The spectacle is a predictable mess. Hundreds of onlookers are shoved behind rusted police barricades, their phones held high, hoping for a blurry shot of the star. Traffic is backed up all the way to Janpath. The cost of this little field trip? Sources say the production is burning through roughly ₹2.5 crore a day just to manage the logistics of shutting down one of the most sensitive security zones in the country. That doesn’t include the insurance premiums for the "intense stunts" Aaryan is reportedly performing.

In reality, these stunts aren't exactly Tom Cruise jumping out of a plane. It’s mostly Aaryan sprinting across a temporary rig, dodging imaginary debris that will be added three months from now by an overworked VFX house in Hyderabad. The tech on display is impressive, if you’re into that sort of thing. They’re using a fleet of heavy-lift drones equipped with Arri Alexa 35s to capture the scale of the monument. It’s high-fidelity cinema meant to be consumed on a six-inch smartphone screen while someone ignores their commute.

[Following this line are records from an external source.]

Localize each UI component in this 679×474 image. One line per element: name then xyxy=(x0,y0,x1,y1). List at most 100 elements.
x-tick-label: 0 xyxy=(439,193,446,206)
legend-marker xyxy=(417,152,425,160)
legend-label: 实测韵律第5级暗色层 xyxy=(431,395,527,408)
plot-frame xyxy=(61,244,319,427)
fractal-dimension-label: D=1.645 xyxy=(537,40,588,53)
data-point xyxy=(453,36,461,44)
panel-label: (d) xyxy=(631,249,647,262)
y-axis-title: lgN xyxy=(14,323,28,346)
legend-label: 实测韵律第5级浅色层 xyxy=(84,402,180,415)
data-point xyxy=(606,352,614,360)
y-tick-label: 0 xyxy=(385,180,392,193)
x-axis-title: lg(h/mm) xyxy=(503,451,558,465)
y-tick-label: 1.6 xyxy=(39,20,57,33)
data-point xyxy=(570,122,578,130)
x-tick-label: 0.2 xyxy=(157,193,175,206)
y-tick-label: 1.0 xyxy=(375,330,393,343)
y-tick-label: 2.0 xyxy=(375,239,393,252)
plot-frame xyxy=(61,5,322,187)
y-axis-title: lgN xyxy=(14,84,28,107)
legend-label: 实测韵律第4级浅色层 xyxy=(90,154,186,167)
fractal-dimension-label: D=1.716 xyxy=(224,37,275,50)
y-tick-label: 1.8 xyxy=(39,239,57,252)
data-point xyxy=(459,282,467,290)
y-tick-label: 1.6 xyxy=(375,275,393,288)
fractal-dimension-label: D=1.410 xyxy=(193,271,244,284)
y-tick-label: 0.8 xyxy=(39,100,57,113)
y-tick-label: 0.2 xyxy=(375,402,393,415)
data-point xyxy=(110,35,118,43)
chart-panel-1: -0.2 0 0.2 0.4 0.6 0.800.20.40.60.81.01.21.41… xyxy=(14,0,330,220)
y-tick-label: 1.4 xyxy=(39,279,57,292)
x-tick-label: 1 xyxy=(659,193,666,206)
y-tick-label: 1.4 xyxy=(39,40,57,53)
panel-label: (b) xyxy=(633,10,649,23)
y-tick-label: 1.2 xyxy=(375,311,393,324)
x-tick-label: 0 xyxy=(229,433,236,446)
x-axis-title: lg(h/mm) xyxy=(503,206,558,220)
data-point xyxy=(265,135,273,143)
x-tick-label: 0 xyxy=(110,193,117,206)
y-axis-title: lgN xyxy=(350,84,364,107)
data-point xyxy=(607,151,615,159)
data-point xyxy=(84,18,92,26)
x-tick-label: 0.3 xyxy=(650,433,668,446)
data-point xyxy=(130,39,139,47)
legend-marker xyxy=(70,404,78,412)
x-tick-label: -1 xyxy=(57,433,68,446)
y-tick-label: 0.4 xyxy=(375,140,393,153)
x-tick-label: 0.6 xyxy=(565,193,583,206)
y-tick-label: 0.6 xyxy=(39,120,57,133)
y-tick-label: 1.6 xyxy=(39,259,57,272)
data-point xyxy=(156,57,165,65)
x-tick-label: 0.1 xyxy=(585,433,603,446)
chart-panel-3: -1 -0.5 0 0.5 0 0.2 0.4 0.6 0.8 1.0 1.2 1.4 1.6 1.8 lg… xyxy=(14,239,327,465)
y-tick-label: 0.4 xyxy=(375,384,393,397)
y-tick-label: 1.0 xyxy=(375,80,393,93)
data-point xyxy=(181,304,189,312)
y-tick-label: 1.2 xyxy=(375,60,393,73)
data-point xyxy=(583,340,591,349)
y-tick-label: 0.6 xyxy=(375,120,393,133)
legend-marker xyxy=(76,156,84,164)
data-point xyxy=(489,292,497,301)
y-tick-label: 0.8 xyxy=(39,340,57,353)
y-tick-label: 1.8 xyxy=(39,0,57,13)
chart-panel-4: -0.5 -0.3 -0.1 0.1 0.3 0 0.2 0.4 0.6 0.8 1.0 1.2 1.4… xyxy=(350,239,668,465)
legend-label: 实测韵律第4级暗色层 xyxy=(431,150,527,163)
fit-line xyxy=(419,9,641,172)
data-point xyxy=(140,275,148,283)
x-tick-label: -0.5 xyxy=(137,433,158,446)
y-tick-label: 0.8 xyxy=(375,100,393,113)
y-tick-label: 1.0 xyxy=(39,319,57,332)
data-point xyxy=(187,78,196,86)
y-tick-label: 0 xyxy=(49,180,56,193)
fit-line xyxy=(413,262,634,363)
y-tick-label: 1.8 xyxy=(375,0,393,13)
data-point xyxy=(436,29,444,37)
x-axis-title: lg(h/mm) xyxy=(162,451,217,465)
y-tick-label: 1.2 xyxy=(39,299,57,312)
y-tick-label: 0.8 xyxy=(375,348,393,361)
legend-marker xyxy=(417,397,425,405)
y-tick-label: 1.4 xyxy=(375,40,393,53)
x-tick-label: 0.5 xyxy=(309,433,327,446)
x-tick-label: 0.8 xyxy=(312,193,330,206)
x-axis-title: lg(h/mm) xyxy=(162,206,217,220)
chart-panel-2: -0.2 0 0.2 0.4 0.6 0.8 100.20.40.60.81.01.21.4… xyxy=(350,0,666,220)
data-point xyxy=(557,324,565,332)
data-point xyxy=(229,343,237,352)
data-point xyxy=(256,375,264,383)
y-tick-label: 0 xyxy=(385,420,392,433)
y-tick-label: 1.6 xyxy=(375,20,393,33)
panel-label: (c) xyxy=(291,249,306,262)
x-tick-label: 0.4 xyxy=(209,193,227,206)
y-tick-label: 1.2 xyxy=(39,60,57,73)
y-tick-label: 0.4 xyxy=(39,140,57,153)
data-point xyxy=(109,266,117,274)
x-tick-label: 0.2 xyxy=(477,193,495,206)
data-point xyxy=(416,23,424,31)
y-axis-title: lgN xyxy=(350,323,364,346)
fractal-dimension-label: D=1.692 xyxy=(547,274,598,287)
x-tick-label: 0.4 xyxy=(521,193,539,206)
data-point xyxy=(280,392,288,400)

The cynicism of the "Monster-Verse" pivot in Indian cinema isn’t a secret. It’s a survival tactic. When the mid-budget drama died, it left a void that only giant reptiles and snake-human hybrids could fill. Naagzilla is the logical conclusion of a decade of algorithmic data points telling producers that people like snakes, people like Godzilla, and people really like Kartik Aaryan’s hair.

But there’s a friction here that the PR team won’t mention. To get these shots, the production had to agree to a bizarre set of constraints from the Archaeological Survey of India. No vibrations above a certain decibel. No permanent fixtures. No high-intensity lights pointed directly at the stone for more than ten minutes. It’s a delicate dance between preserving a national monument and blowing it up digitally for a three-star review.

Aaryan himself looks tired. Between takes, he’s surrounded by a phalanx of assistants holding umbrellas and portable air purifiers. He’s the face of a new kind of stardom—one that requires less acting and more physical endurance against the elements and the sheer absurdity of the material. He’s jumping over crates, sliding across the pavement, and pretending the Delhi heat isn't melting his makeup. It’s a grind. A high-stakes, high-budget grind that feels increasingly disconnected from anything resembling a story.

The tech stack behind this is meant to bridge that gap. They’re using real-time spatial mapping to ensure the CGI snake—presumably the "Naag" part of the title—wraps around India Gate with mathematical precision. It’s expensive. It’s loud. It’s disruptive. And yet, the end result is almost always a blur of pixels that look the same whether they’re shot in Delhi or a parking lot in Burbank.

The local shopkeepers aren't thrilled. The ice cream vendors who usually swarm the area have been pushed back three blocks, losing their prime sunset real estate for the sake of a "Pan-India" blockbuster. One vendor told me he doesn't care about the snake-monster; he just wants the road open so he can sell a Chocobar. It’s a fair point. We sacrifice public spaces for the content industrial complex, and we don’t even get a decent script out of it.

By the time the sun dips behind the canopy, the crew is packing up. The wires are coming down. Aaryan disappears into a tinted SUV, whisked away to a five-star hotel where the air is filtered and the reality of Naagzilla can be ignored for a few hours. The rest of the city is left with the leftover smog and a slightly longer commute home.

The shoot moves to the narrow lanes of Old Delhi tomorrow. More drones. More wires. More "intense" pretending. We’ve reached a point where the production of the spectacle is more interesting than the spectacle itself. We watch the behind-the-scenes clips on Instagram, admire the hustle, and then complain about the ticket prices.

Is a giant snake wrapped around a war memorial worth a four-hour traffic jam? Maybe ask the guy who spent his entire afternoon staring at a green stick.